The International Pricing Index Model would completely change the Part B reimbursement and delivery framework with the following:
Require physicians to acquire drugs from a vendor AKA middleman- the IPL Model would contract private sector vendors who use IPI pricing as the baseline for their negotiation with drug manufacturers. The vendors would negotiate with drug manufacturers for lower drug prices and Medicare would in turn reimburse vendors at a rate comparable to the payment rate paid in developed countries including: Austria, Belgium, Canada, the Czech Republic, Denmark, Finland, France, Germany, Greece, Ireland, Italy, Japan, the Netherlands, and the United Kingdom. CMS plans to select at least 3 model vendors so physicians and hospitals have a number of vendors from which they can obtain drugs and to “encourage vendor competition”. The IPI model would permit hospitals, physicians, pharmacies, manufacturers, group-purchasing organizations, Part D plans or other entities to participate as vendors.
Replace the 4.3 percent post-sequester add-on payment to the ASP with a flat fee to physicians. CMS would pay physicians and hospitals a per-month or per-dispense administration fee, which would only compensate them for the cost of administration and would not be tied in any direct manner to the cost of the drug administered. CMS is considering creating several alternatives to the add-on payment amount for model participants:
CMS is also considering whether to uniquely set the payment amount for each class of drugs, physician specialty, or physician practice (or hospital).
To incentivize reduced utilization, CMS is also considering creating a “bonus pool”, where model participants would get bonus payments for prescribing lower-cost drugs or practicing evidence-based utilization.
CMS is considering creating a new requirement for manufacturers to report certain international sales data in order to support its implementation of the IPI Model- one approach would be to require manufacturers to provide, on a quarterly basis, international drug sales prices and units sold.
Until CMS gathers such data from drug manufacturers, it will rely on existing data sources in order to calculate the model payment to model vendors for the included drugs. CMS will use data provided from (1) private companies or obtained through review of manufacturers public fillings in other countries and (2) data from CMS- constructed price comparison based on publicly available source from each country.
While CMS believes this proposal would lead to “higher quality of care for beneficiaries and reduced expenses for the Medicare program”it is doing the contrary by putting the lives of the most vulnerable and sickest Medicare patients at risk. This policy would:
Slow the pace of innovation and chill investments in new cures and treatments that Part B patients and Seniors need. The U.S Biopharmaceutical industry employs close to 1.7 million Americans and account for 57% of all new drugs developed globally; however, this will change with the current proposal. European countries who follow the IPI have restrictive pricing and access to treatment. For example, patients living in 16 countries referenced by HHS have access to only 55 percent of new cancer medicines, compared to 95 percent in the United States.
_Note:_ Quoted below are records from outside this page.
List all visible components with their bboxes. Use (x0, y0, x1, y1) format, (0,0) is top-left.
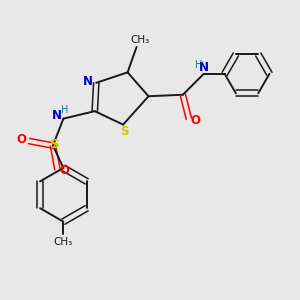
Text: S: S (50, 137, 59, 151)
Text: N: N (199, 61, 209, 74)
Text: H: H (61, 105, 69, 115)
Text: O: O (16, 133, 27, 146)
Text: N: N (83, 75, 93, 88)
Text: CH₃: CH₃ (54, 237, 73, 247)
Text: S: S (120, 125, 129, 138)
Text: O: O (190, 114, 200, 127)
Text: N: N (52, 109, 62, 122)
Text: CH₃: CH₃ (130, 35, 149, 45)
Text: H: H (195, 61, 202, 70)
Text: O: O (59, 164, 69, 177)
A 2016 report by the US Department of Commercefound that international reference pricing and other foreign price setting policies lead to 11-16 percent less private R&D investments worldwide.
Disrupt patient care by forcing changes to providers and their patients. Under this proposal, physicians and patients in selected geographic areas across the county representing 50 percent of Part B spending will be required to participate in the mandatory test of a new reimbursement system. For Physicians, this will result in major disruptions in clinical care, added administrative burdens and lower reimbursement due to the elimination of the current market-based reimbursement system. As it result it would worsen already existing trends of providers no longer being able to deliver care in community settings and shift patients into more expensive and less convenient hospital settings- this would add cost to patients and to the overall system.
Inserting a middleman would take the decision-making out of the hands of patients and physicians and put more power in the hands of insurers. Introducing a middleman similar to a PBM can lead to delayed coverage decision, denial of coverage, failure to receive medication in a timely manner.